Construct BST from given keys

Problem Overview
The problem "Convert Sorted Array to Binary Search Tree" is an intriguing task that involves creating a height-balanced binary search tree (BST) from a sorted array of integers. The challenge is to maintain the balance of the tree, so the chosen structure ensures minimal height.
LeetCode URL: Convert Sorted Array to Binary Search Tree
Understanding the Problem
Given a sorted integer array (in ascending order), the task is to convert it into a height-balanced binary search tree (BST). In this context, a height-balanced binary tree is defined as a binary tree in which the depth of the two subtrees of every node never differs by more than one.
Input
- A sorted array of integers.
Output
- A height-balanced binary search tree.
Key DSA Concepts and Theory
Binary Search Tree (BST)
A binary search tree is a binary tree where each node has a key greater than or equal to the keys of the nodes in its left subtree and less than or equal to the keys of the nodes in its right subtree. Properties of a BST include:
- Searching: Efficiently search for an item in O(log n) time.
- Insertion: Add elements maintaining the BST property, requiring O(log n) time on average.
- Traversal: In-order traversal can yield elements in sorted order.
Balanced BST
A balanced BST ensures that the search operation remains efficient. Common self-balancing BSTs include AVL Trees and Red-Black Trees. However, in this problem, you don't need to use these structures but understand balanced trees' properties for creating them manually.
Divide and Conquer
The problem leverages a divide and conquer strategy. Since the input array is sorted, the middle element can be chosen as the root of the tree. Recursively repeating this process for left and right sub-arrays helps maintain balance.
Solution Approach
To solve the problem, we implement a recursive function that:
- Identifies the middle of the array or subarray to become the root value.
- Recursively constructs the left subtree using the left half and the right subtree using the right half of the array.
- Returns the constructed tree node.
This process naturally balances the tree because each recursive call works on a subtree of approximately half the size of the previous one.
C++ Code Example
#include <vector>
// Definition for a binary tree node.
struct TreeNode {
int val;
TreeNode* left;
TreeNode* right;
TreeNode(int x) : val(x), left(NULL), right(NULL) {}
};
class Solution {
public:
TreeNode* sortedArrayToBST(std::vector<int>& nums) {
return helper(nums, 0, nums.size() - 1);
}
private:
TreeNode* helper(std::vector<int>& nums, int left, int right) {
if (left > right) {
return nullptr;
}
int mid = left + (right - left) / 2;
TreeNode* node = new TreeNode(nums[mid]);
node->left = helper(nums, left, mid - 1);
node->right = helper(nums, mid + 1, right);
return node;
}
};
Java Code Example
// Definition for a binary tree node.
public class TreeNode {
int val;
TreeNode left;
TreeNode right;
TreeNode(int x) { val = x; }
}
class Solution {
public TreeNode sortedArrayToBST(int[] nums) {
return helper(nums, 0, nums.length - 1);
}
private TreeNode helper(int[] nums, int left, int right) {
if (left > right) {
return null;
}
int mid = left + (right - left) / 2;
TreeNode node = new TreeNode(nums[mid]);
node.left = helper(nums, left, mid - 1);
node.right = helper(nums, mid + 1, right);
return node;
}
}
Time and Space Complexity Analysis
Time Complexity: O(n), where n is the number of elements in the input array.
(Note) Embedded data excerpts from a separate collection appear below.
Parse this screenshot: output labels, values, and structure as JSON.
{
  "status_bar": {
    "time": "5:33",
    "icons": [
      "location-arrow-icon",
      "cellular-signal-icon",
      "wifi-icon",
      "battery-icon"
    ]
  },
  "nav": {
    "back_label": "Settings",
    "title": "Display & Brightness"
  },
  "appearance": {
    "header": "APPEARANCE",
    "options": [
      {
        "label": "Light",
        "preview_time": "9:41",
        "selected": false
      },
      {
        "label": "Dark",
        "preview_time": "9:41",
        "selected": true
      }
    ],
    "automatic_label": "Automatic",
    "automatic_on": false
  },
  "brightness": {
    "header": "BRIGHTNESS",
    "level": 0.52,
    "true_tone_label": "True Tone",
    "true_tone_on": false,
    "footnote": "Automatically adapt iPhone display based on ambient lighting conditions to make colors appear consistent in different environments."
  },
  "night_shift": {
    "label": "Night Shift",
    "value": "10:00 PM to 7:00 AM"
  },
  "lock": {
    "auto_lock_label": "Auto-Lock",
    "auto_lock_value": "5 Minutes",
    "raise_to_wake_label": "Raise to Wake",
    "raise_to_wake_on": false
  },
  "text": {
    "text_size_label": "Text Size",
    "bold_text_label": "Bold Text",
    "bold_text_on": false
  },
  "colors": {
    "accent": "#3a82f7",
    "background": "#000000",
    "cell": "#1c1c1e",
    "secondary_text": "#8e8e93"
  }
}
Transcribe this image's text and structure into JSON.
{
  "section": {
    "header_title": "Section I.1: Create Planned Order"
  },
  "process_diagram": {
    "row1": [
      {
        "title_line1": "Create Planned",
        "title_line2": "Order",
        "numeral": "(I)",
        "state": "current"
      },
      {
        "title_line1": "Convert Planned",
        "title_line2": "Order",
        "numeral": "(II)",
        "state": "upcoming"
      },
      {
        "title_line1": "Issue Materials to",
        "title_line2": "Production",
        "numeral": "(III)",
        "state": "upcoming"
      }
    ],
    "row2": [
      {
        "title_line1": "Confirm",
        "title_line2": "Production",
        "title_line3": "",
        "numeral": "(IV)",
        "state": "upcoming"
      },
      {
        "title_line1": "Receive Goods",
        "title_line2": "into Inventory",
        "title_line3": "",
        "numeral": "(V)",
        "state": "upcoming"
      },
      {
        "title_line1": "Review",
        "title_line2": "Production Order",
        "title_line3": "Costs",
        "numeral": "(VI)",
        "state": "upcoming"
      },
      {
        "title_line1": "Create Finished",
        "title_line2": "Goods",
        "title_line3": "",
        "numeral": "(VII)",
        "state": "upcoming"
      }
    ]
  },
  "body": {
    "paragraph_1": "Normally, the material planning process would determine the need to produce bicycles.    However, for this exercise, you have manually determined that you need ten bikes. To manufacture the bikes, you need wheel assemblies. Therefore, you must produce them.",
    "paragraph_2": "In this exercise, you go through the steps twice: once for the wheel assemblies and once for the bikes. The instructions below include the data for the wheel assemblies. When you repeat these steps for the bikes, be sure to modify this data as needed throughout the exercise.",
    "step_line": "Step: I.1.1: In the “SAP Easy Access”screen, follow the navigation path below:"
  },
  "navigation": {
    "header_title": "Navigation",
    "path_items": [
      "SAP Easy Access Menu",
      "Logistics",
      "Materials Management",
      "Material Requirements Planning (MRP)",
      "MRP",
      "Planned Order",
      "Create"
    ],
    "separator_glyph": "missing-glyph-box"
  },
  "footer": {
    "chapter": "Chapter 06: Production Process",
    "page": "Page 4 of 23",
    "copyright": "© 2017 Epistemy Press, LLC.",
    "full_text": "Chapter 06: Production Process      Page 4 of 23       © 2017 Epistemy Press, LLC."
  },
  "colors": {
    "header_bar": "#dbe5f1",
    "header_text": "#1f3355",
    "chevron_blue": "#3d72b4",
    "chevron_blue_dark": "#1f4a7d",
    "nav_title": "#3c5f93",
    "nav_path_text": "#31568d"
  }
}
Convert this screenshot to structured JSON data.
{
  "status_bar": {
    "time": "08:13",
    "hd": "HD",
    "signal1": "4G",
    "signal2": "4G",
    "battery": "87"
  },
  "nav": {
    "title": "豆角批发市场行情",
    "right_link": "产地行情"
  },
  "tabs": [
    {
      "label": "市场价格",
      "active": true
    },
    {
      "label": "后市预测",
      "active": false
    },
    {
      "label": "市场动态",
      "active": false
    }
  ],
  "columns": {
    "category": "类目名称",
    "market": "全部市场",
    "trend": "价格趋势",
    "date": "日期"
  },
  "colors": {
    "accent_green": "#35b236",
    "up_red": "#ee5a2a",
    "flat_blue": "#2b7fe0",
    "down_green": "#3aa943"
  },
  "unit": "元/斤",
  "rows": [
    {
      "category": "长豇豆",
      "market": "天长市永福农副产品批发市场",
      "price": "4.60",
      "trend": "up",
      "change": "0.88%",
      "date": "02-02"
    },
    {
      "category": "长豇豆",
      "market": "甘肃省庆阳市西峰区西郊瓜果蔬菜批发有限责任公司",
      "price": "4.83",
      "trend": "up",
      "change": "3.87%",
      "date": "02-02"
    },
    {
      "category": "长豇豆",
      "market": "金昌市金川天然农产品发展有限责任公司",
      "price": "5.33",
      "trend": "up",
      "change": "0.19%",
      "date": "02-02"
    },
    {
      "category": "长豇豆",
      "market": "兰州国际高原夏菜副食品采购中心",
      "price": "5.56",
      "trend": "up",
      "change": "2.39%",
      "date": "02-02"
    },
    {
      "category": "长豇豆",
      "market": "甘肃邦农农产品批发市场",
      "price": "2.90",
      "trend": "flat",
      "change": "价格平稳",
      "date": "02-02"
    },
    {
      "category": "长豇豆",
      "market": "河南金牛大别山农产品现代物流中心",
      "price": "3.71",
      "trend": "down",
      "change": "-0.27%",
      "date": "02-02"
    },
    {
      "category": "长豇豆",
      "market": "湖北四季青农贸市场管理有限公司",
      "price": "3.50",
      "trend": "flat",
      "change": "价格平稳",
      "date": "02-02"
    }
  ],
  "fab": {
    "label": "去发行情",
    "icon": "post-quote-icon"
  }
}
Each element is visited once in the recursion.
Space Complexity: O(log n) for the recursive stack space in a balanced tree, reflective of the depth of the recursion.
Common Mistakes to Avoid
- Incorrect Base Cases: Ensure the base case in recursion is correctly implemented so that recursion halts as expected.
- Index Calculation Errors: Incorrect handling of mid calculations can lead to off-by-one errors or infinite recursion.
Similar Problems on LeetCode
- LeetCode 109: Convert Sorted List to Binary Search Tree
- LeetCode 98: Validate Binary Search Tree
- LeetCode 108: Convert Sorted Array to Binary Search Tree
Additional Resources and References
- CLRS Book: "Introduction to Algorithms" references BST structure and operations.
- GeeksforGeeks article: "Binary Search Tree - Introduction"
Understanding the recursive method, calculation of mid indices, and implementation of binary trees are crucial to mastering this problem effectively.